Omicron: How Worried Should We Be?

High community transmission in the UK has left some people fearing the variant could be the most dangerous yet.
Diverse people at the vaccination center. woman receiving covid-19 vaccine.
South_agency via Getty Images
Diverse people at the vaccination center. woman receiving covid-19 vaccine.

The Omicron variant is spreading rapidly around the world, triggering concerns it could soon replace Delta become the dominant Covid strain.

There is evidence Omicron is now spreading between people with no connection to international travel in the UK, with 336 confirmed cases across the country as of Monday.

The health secretary Sajid Javid told the Commons this week that there’s no guarantee the variant would not “knock us off our road to recovery”.

So how worried should we be about Omicron? Here’s what specialists have been able to conclude from the very early data.

Fewer deaths from Omicron so far

It appears that Covid deaths have not risen in South Africa – where the variant was first reported – despite the surge in infections.

Yet, hospitalisations and deaths usually lag behind large outbreaks.

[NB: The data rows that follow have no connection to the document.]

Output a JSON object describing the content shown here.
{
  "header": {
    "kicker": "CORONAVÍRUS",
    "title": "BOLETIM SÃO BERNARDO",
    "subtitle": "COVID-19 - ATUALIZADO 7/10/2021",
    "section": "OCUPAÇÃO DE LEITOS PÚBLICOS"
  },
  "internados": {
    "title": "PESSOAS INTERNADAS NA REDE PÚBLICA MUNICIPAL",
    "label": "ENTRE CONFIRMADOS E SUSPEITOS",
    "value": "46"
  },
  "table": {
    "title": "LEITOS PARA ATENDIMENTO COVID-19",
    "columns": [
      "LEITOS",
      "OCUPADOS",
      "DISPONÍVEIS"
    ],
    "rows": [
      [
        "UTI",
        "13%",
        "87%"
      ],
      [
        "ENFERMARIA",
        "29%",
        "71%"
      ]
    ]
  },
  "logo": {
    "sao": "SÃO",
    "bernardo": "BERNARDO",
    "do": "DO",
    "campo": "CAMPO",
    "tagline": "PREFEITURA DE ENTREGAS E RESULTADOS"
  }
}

The variant was only reported in November, so current hospital admissions might not be the whole picture.

As the Financial Times’ John Burns-Murdoch pointed out in a Twitter thread, the new variant appears to only now be spreading into older age-groups in South Africa, which might explain why there have been few hospitalisations so far.

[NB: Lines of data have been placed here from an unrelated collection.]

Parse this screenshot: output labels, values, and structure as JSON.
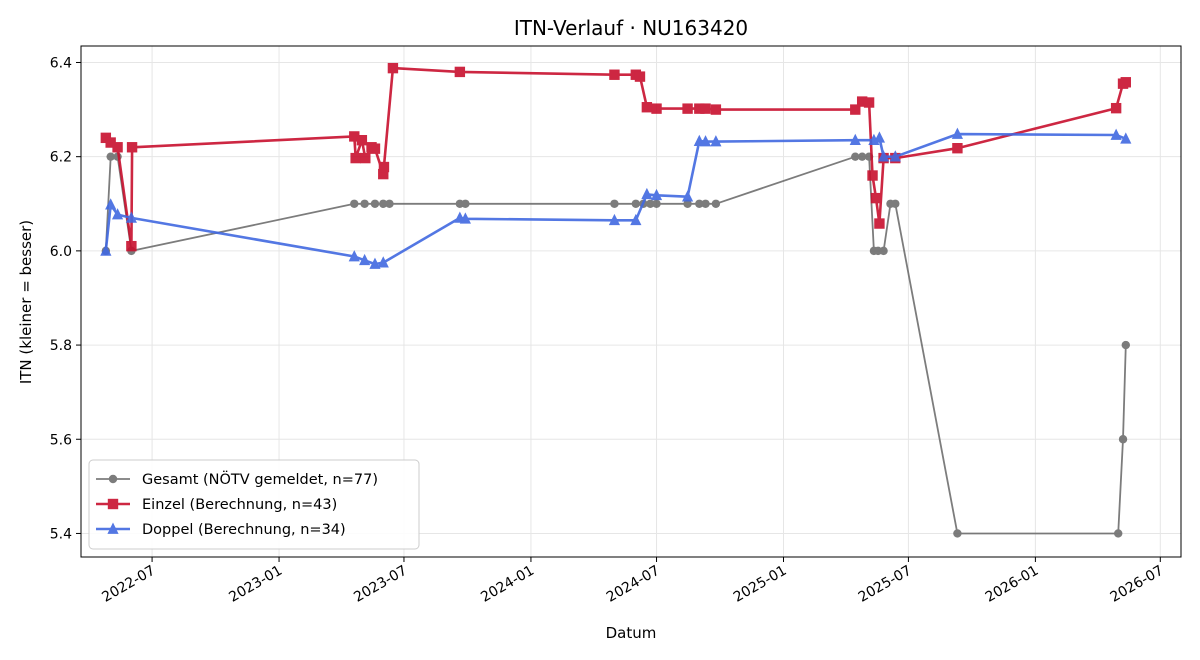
{
  "chart_data": {
    "type": "line",
    "title": "ITN-Verlauf · NU163420",
    "xlabel": "Datum",
    "ylabel": "ITN  (kleiner = besser)",
    "xlim": [
      "2022-03-20",
      "2026-07-31"
    ],
    "ylim": [
      5.35,
      6.435
    ],
    "grid": true,
    "legend_position": "lower-left",
    "x_ticks": [
      {
        "date": "2022-07-01",
        "label": "2022-07"
      },
      {
        "date": "2023-01-01",
        "label": "2023-01"
      },
      {
        "date": "2023-07-01",
        "label": "2023-07"
      },
      {
        "date": "2024-01-01",
        "label": "2024-01"
      },
      {
        "date": "2024-07-01",
        "label": "2024-07"
      },
      {
        "date": "2025-01-01",
        "label": "2025-01"
      },
      {
        "date": "2025-07-01",
        "label": "2025-07"
      },
      {
        "date": "2026-01-01",
        "label": "2026-01"
      },
      {
        "date": "2026-07-01",
        "label": "2026-07"
      }
    ],
    "y_ticks": [
      {
        "value": 5.4,
        "label": "5.4"
      },
      {
        "value": 5.6,
        "label": "5.6"
      },
      {
        "value": 5.8,
        "label": "5.8"
      },
      {
        "value": 6.0,
        "label": "6.0"
      },
      {
        "value": 6.2,
        "label": "6.2"
      },
      {
        "value": 6.4,
        "label": "6.4"
      }
    ],
    "series": [
      {
        "name": "Gesamt (NÖTV gemeldet, n=77)",
        "color": "#666666",
        "marker": "circle",
        "points": [
          [
            "2022-04-25",
            6.0
          ],
          [
            "2022-05-02",
            6.2
          ],
          [
            "2022-05-12",
            6.2
          ],
          [
            "2022-06-01",
            6.0
          ],
          [
            "2023-04-20",
            6.1
          ],
          [
            "2023-05-05",
            6.1
          ],
          [
            "2023-05-20",
            6.1
          ],
          [
            "2023-06-01",
            6.1
          ],
          [
            "2023-06-10",
            6.1
          ],
          [
            "2023-09-20",
            6.1
          ],
          [
            "2023-09-28",
            6.1
          ],
          [
            "2024-05-01",
            6.1
          ],
          [
            "2024-06-01",
            6.1
          ],
          [
            "2024-06-12",
            6.1
          ],
          [
            "2024-06-22",
            6.1
          ],
          [
            "2024-07-01",
            6.1
          ],
          [
            "2024-08-15",
            6.1
          ],
          [
            "2024-09-01",
            6.1
          ],
          [
            "2024-09-10",
            6.1
          ],
          [
            "2024-09-25",
            6.1
          ],
          [
            "2025-04-15",
            6.2
          ],
          [
            "2025-04-25",
            6.2
          ],
          [
            "2025-05-05",
            6.2
          ],
          [
            "2025-05-12",
            6.0
          ],
          [
            "2025-05-18",
            6.0
          ],
          [
            "2025-05-26",
            6.0
          ],
          [
            "2025-06-05",
            6.1
          ],
          [
            "2025-06-12",
            6.1
          ],
          [
            "2025-09-10",
            5.4
          ],
          [
            "2026-05-01",
            5.4
          ],
          [
            "2026-05-08",
            5.6
          ],
          [
            "2026-05-12",
            5.8
          ]
        ]
      },
      {
        "name": "Einzel (Berechnung, n=43)",
        "color": "#c8102e",
        "marker": "square",
        "points": [
          [
            "2022-04-25",
            6.24
          ],
          [
            "2022-05-02",
            6.23
          ],
          [
            "2022-05-12",
            6.22
          ],
          [
            "2022-06-01",
            6.01
          ],
          [
            "2022-06-02",
            6.22
          ],
          [
            "2023-04-20",
            6.243
          ],
          [
            "2023-04-22",
            6.197
          ],
          [
            "2023-05-01",
            6.235
          ],
          [
            "2023-05-06",
            6.197
          ],
          [
            "2023-05-15",
            6.22
          ],
          [
            "2023-05-20",
            6.217
          ],
          [
            "2023-06-01",
            6.163
          ],
          [
            "2023-06-02",
            6.178
          ],
          [
            "2023-06-15",
            6.388
          ],
          [
            "2023-09-20",
            6.38
          ],
          [
            "2024-05-01",
            6.374
          ],
          [
            "2024-06-01",
            6.374
          ],
          [
            "2024-06-07",
            6.37
          ],
          [
            "2024-06-17",
            6.305
          ],
          [
            "2024-07-01",
            6.302
          ],
          [
            "2024-08-15",
            6.302
          ],
          [
            "2024-09-01",
            6.302
          ],
          [
            "2024-09-10",
            6.302
          ],
          [
            "2024-09-25",
            6.3
          ],
          [
            "2025-04-15",
            6.3
          ],
          [
            "2025-04-25",
            6.317
          ],
          [
            "2025-05-05",
            6.315
          ],
          [
            "2025-05-10",
            6.16
          ],
          [
            "2025-05-15",
            6.112
          ],
          [
            "2025-05-20",
            6.058
          ],
          [
            "2025-05-26",
            6.197
          ],
          [
            "2025-06-12",
            6.197
          ],
          [
            "2025-09-10",
            6.218
          ],
          [
            "2026-04-28",
            6.303
          ],
          [
            "2026-05-08",
            6.355
          ],
          [
            "2026-05-12",
            6.358
          ]
        ]
      },
      {
        "name": "Doppel (Berechnung, n=34)",
        "color": "#4169e1",
        "marker": "triangle",
        "points": [
          [
            "2022-04-25",
            6.0
          ],
          [
            "2022-05-02",
            6.098
          ],
          [
            "2022-05-12",
            6.077
          ],
          [
            "2022-06-01",
            6.07
          ],
          [
            "2023-04-20",
            5.988
          ],
          [
            "2023-05-05",
            5.98
          ],
          [
            "2023-05-20",
            5.972
          ],
          [
            "2023-06-01",
            5.975
          ],
          [
            "2023-09-20",
            6.07
          ],
          [
            "2023-09-28",
            6.068
          ],
          [
            "2024-05-01",
            6.065
          ],
          [
            "2024-06-01",
            6.065
          ],
          [
            "2024-06-17",
            6.12
          ],
          [
            "2024-07-01",
            6.118
          ],
          [
            "2024-08-15",
            6.115
          ],
          [
            "2024-09-01",
            6.233
          ],
          [
            "2024-09-10",
            6.232
          ],
          [
            "2024-09-25",
            6.232
          ],
          [
            "2025-04-15",
            6.235
          ],
          [
            "2025-05-12",
            6.235
          ],
          [
            "2025-05-20",
            6.24
          ],
          [
            "2025-05-26",
            6.2
          ],
          [
            "2025-06-12",
            6.2
          ],
          [
            "2025-09-10",
            6.248
          ],
          [
            "2026-04-28",
            6.246
          ],
          [
            "2026-05-12",
            6.238
          ]
        ]
      }
    ]
  }
}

Omicron symptoms may be less severe than Delta

Researchers from a Pretoria hospital in South Africa said early reports show their patients are not as sick as those who were hospitalised with the Delta variant. They claim most of their Covid patients actually came in with other conditions, and appear to have no symptoms from the deadly virus.

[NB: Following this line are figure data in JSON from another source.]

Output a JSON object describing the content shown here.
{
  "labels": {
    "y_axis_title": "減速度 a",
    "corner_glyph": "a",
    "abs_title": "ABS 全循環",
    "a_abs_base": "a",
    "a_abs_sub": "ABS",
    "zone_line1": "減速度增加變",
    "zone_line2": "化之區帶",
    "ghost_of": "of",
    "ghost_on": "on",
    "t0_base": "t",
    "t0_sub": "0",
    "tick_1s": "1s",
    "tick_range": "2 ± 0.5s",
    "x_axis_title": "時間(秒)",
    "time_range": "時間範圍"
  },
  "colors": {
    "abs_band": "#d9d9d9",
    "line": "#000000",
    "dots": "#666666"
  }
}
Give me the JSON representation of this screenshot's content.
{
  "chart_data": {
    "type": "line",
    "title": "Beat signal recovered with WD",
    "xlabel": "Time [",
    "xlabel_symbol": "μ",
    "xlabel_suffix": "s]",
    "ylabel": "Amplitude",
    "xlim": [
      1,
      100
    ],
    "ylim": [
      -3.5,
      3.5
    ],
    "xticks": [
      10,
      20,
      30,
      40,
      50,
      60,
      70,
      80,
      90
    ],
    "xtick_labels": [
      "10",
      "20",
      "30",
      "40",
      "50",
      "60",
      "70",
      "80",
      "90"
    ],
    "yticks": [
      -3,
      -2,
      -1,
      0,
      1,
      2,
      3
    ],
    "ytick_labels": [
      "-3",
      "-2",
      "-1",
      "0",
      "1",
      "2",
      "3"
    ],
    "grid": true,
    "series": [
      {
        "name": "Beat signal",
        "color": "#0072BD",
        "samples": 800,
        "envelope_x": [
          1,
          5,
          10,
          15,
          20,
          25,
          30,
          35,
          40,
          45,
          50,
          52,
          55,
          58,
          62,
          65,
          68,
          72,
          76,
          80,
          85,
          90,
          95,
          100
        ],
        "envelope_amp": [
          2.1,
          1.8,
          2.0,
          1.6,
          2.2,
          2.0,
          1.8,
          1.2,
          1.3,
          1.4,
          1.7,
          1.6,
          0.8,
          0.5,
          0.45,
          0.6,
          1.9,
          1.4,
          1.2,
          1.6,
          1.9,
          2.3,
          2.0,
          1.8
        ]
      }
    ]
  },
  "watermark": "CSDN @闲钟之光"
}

It’s important to note these findings are preliminary and have not been peer-reviewed. The researchers also do not know how many of their patients had Omicron, compared to the other variants.

However, Javid told the Commons on Monday there have not been any hospitalisations in the UK yet.

He said: “Some [positive cases] may be asymptomatic, others will be feeling ill. None of them, so far, as far as I am aware, have been hospitalised.”

Severity of the symptoms doesn’t necessarily matter

Even though the variant does not appear to trigger severe symptoms in most people, if the overall number of cases is much higher than with other variants the NHS could still be overwhelmed in coming months.

NERVTAG (New and Emerging Respiratory Virus Threats Advisory Group) held a meeting at the end of November and concluded there were “worrying signals” about the spread of the variant.

Although the specialists concluded there was “insufficient data” available on the severity of the disease, the group decided it “cannot rule out that this [strain] may be sufficient to overwhelm NHS capacity”.

Higher transmissibility

Early indications suggest Omicron is more transmissible than previous strains.

According to South Africa’s president, the virus is spreading faster than ever there. The country’s government has also suggested last week that 75% of virus samples so far have been identified as Omicron.

King’s College London professor Tim Spector also said the variant appears to have 30-40% greater transmissibility, although this stat may change as scientists uncover further data.

Javid said on Monday that the gap between infection and infectiousness appears to be shorter with Omicron than with Delta anyway – meaning an infected individual could pass it on without knowing it.

Imperial college professor Neil Ferguson has suggested that UK infections are doubling every three days or fewer as well, despite the government’s preventative measures brought in last week.

Will the vaccine offer enough protection?

There are concerns that the mutation in Omicron’s spike protein will lessen the effectiveness of the current vaccines against the new strain.

Spector said: “Most people believe the vaccines will work – but how much difference will there be in the effectiveness compared to, say, Delta?”

However, he continued: “Even if it does reduce the vaccine effectiveness by 10%, the booster, the third vaccine, increases your protection by 10 or 20% anyway.

“So hopefully we will neutralise any negative side of it.”

The government has recruited an extra 10,000 vaccinators to push the booster jabs programme and 350 military personnel will be deployed to help the rollout in England.

More than 100 military figures will also assist in Scotland.